I just hope they don’t make software even sloppier and more bloated with establishing 16gb as new baseline and leaving people who bought devices recently in the dust
 
No PC company has moved to 32gb standard other than in gaming laptops.

That's an empty claim because most PC company's "standard" laptops are $500 flying bricks. You can probably find them with 4GB if you look... Apple simply doesn't have a dog in that race.

Look at any premium "ultrabook"-type PC with a remotely comparable price-, spec- or brand-wise to - say - a M4 MacBook Pro and 32GB of LPDDR5 is not hard to find (often with 1TB SSD as well) e.g.


...all of those come with 32GB LPDDR5X and by the time you're spending over $1500 they come with 1TB SSD. Where you can't find models with 32GB base, the upgrade is often cheaper - Lenovo wants about $200 for an extra 32GB (Apple still wants $200-per-8GB for upgrades)

It's true that Apple's bump to 16GB base has levelled the playing field a lot and it's nowhere near as ridiculous as it was a week ago - they've just about caught up, but they're hardly ahead of the game and they're still charging a ludicrous rate for upgrades.
 
great. then buy a PC.
Why would I need to buy a PC? Macs come with 16GB by default now. You’re the one complaining about the RAM amount in new Macs, not me.

On what level does your reply make any sort of sense? Should I tell you to buy a PC so that you can have a machine with 8GB of ram? Because it makes just as much sense as you saying it to me.
 
Because 8gb is no longer an option for anyone now that Apple Intelligence is part of MacOS. It simply would not work with that little RAM, AI models take up a lot of space.
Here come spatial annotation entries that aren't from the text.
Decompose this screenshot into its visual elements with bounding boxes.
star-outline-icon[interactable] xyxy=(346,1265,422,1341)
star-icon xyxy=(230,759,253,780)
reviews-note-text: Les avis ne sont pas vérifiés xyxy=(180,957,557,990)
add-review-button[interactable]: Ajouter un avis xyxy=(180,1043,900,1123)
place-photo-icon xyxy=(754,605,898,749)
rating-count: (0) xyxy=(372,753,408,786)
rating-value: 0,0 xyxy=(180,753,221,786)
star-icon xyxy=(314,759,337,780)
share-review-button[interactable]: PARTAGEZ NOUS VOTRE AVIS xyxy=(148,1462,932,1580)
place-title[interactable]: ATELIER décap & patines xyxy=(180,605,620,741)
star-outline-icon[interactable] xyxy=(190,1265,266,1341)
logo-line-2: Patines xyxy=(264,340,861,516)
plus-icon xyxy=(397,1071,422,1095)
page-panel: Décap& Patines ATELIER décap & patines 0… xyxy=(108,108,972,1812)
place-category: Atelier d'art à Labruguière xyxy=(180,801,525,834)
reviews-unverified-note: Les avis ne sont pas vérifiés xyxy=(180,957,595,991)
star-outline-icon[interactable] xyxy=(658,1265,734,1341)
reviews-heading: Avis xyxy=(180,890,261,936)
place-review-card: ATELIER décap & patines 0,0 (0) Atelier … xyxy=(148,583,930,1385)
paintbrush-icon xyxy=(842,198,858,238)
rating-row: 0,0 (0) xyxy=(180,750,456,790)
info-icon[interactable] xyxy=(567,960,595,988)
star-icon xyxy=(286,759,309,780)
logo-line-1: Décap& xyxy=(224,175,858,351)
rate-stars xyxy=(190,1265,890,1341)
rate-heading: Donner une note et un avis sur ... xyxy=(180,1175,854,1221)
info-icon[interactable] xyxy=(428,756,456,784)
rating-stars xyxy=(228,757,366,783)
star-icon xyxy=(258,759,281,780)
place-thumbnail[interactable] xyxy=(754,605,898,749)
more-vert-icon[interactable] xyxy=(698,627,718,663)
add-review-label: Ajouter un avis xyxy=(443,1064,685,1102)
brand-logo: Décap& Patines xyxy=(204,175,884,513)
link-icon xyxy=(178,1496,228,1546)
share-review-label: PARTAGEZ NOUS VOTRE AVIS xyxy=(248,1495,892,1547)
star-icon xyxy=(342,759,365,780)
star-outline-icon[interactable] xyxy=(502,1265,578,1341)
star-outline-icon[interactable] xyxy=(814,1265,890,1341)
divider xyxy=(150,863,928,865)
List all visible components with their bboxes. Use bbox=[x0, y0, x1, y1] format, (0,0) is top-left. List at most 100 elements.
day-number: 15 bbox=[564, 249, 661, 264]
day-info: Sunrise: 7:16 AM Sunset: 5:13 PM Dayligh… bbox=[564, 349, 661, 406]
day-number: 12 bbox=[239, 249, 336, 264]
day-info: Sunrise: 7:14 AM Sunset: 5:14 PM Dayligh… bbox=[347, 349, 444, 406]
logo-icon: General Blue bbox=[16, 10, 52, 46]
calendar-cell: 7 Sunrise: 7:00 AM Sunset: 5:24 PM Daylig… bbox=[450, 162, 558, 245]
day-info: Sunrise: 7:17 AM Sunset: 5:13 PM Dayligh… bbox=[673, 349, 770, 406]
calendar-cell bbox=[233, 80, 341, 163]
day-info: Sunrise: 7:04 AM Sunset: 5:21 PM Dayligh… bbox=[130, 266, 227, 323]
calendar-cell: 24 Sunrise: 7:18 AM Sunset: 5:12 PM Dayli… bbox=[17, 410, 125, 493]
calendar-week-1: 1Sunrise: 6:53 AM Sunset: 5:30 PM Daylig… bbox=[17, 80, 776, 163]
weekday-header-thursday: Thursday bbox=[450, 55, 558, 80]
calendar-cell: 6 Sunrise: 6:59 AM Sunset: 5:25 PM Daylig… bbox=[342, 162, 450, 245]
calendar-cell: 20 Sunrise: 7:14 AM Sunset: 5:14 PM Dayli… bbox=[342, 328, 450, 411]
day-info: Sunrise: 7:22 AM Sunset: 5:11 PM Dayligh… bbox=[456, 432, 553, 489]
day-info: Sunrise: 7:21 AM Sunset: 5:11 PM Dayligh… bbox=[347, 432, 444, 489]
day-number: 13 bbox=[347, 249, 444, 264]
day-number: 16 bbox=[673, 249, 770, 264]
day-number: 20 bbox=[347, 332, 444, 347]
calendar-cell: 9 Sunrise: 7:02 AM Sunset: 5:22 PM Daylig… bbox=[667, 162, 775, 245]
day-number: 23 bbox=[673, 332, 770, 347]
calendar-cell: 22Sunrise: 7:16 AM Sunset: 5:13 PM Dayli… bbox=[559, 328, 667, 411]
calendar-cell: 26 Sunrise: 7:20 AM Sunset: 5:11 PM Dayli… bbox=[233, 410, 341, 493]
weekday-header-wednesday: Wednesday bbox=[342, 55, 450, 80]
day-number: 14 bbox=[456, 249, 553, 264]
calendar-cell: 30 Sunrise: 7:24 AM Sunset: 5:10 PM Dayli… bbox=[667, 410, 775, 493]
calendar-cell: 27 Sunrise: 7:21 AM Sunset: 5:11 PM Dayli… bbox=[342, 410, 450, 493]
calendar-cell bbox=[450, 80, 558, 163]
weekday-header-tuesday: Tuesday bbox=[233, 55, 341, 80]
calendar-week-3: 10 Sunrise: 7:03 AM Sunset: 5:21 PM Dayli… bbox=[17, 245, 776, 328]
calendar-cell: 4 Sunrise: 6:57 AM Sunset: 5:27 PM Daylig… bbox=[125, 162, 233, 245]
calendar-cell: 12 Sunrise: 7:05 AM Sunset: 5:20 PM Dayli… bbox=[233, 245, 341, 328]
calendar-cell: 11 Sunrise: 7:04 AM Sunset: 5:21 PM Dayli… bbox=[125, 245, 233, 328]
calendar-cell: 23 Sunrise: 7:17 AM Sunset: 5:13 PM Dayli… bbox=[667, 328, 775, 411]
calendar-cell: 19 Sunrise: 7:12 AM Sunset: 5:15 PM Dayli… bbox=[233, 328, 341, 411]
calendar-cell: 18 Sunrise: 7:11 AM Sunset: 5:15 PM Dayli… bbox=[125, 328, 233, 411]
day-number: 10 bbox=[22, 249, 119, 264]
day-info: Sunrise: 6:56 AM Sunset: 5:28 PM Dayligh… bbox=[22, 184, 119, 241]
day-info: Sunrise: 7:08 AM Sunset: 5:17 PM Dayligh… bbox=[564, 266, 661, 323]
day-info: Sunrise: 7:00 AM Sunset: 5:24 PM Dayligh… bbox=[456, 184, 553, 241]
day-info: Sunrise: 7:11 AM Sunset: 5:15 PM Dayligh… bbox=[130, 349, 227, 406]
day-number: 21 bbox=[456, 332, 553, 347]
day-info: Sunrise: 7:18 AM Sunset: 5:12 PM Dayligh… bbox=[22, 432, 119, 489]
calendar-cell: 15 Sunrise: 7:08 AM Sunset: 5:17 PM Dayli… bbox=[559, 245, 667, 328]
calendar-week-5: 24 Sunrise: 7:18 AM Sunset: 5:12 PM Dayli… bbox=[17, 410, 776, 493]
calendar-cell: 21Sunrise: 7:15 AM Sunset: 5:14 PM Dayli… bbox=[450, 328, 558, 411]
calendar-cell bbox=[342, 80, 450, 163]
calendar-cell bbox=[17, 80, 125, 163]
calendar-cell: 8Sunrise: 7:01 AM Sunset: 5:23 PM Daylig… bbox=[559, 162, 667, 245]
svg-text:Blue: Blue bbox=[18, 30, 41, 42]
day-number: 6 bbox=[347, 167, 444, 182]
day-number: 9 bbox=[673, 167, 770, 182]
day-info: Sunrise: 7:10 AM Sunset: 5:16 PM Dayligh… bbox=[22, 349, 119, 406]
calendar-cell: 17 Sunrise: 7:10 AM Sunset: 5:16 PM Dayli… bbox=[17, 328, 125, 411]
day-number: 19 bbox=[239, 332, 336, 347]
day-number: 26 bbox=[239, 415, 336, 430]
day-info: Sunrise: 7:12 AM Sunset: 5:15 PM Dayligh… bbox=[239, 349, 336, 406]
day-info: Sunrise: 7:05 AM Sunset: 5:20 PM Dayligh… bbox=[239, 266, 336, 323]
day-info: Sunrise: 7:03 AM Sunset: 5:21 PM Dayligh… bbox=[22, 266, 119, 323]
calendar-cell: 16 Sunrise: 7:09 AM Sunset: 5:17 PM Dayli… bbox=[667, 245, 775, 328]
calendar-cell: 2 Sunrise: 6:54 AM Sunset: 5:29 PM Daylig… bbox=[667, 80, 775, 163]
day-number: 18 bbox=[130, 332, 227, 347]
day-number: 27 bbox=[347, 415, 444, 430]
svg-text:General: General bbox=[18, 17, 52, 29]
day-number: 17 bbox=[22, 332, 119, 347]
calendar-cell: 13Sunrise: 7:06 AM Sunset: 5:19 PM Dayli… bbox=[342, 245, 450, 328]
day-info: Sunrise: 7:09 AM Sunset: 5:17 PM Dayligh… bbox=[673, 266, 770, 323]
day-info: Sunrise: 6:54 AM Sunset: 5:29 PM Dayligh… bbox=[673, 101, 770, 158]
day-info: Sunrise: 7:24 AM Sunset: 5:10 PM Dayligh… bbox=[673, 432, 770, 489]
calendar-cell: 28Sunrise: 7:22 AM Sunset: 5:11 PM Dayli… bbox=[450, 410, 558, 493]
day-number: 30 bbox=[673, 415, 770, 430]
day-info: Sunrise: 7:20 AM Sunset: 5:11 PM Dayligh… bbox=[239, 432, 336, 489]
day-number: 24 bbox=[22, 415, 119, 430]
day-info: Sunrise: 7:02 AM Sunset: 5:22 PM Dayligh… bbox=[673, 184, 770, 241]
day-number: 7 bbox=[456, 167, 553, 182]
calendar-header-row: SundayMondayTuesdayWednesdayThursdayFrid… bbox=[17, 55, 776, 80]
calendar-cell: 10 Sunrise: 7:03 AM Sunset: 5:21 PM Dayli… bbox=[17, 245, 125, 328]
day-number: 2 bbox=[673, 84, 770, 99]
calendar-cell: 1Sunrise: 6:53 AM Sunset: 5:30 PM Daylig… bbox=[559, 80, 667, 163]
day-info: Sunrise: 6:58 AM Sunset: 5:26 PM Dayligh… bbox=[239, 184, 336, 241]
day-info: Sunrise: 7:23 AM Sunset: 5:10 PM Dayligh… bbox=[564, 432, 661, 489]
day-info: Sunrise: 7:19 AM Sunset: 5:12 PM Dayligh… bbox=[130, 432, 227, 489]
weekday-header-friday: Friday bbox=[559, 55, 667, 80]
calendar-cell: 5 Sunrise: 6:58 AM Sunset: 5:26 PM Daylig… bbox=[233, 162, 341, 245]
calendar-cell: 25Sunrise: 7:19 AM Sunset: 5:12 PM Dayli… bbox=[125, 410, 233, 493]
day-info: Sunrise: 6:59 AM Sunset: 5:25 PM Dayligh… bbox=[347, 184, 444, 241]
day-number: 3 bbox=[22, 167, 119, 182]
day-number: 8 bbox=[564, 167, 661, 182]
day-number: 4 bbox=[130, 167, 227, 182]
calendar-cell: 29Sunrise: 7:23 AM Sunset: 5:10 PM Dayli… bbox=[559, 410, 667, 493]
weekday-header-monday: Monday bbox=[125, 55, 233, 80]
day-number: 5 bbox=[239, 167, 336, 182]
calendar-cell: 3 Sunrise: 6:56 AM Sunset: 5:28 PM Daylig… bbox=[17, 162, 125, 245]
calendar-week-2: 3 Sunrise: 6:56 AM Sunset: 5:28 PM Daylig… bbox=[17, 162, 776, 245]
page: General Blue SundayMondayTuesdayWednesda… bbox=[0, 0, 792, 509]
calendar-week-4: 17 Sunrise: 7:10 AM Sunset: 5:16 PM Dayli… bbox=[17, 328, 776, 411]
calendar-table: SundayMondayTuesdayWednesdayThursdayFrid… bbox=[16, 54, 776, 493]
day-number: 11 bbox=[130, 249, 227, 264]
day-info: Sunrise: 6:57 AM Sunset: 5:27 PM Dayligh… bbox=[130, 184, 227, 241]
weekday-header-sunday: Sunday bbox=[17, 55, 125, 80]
I hope 16GB still feels like a lot of RAM, because that's what my M4 mini I preordered has. I am going to assume Apple learned from their mistake last time around... because no, you are actually wrong... 8GB was never enough. It was the absolute bare minimum to have a machine that runs at all. That's different from being enough. The thing is, Apple Silicon is so fast you can't tell when it's swapping between the RAM and the SSD... but it's still bad that it has to do it.
4 GB was not enough for Mac OS in 2020, and 8 GB was the next step up. It was not Cook being benevolent.
 
The real issue behind the smoke is people simply want to pay less/get more--a complaint as old as time that will continue on forever.

The real issue was - and still is - the $200-per-8GB upgrade charge which is totally disproportionate to the actual cost of LPDDR5x RAM. As per my earlier post, for example, Lenovo want $200 for a 32GB to 64GB LPDDR5X upgrade on a Thinkpad.

8GB may be fine for some people, but some people do need more (and some people will need more than 16GB) and Apple wants a small fortune for what should be a fairly minor upgrade.

Upgrading the old $600 Mac Mini to a relatively modest 16GB/512GB SSD config cost an extra $400 - more than half the cost of the machine. For an extra 8GB of LPDDR5x and an extra 256GB of flash. Probably about $100 retail in extra parts - and about twice what most other PC makers would charge for the same upgrade.

Now you get 16GB base, so you just need $200 - only 1/3 of the price of the machine - to bring the storage up to something practical for serious use. Whoop.

With Apple it's not so much "I want to pay less and get more" it's "When I pay more I don't want to get fleeced".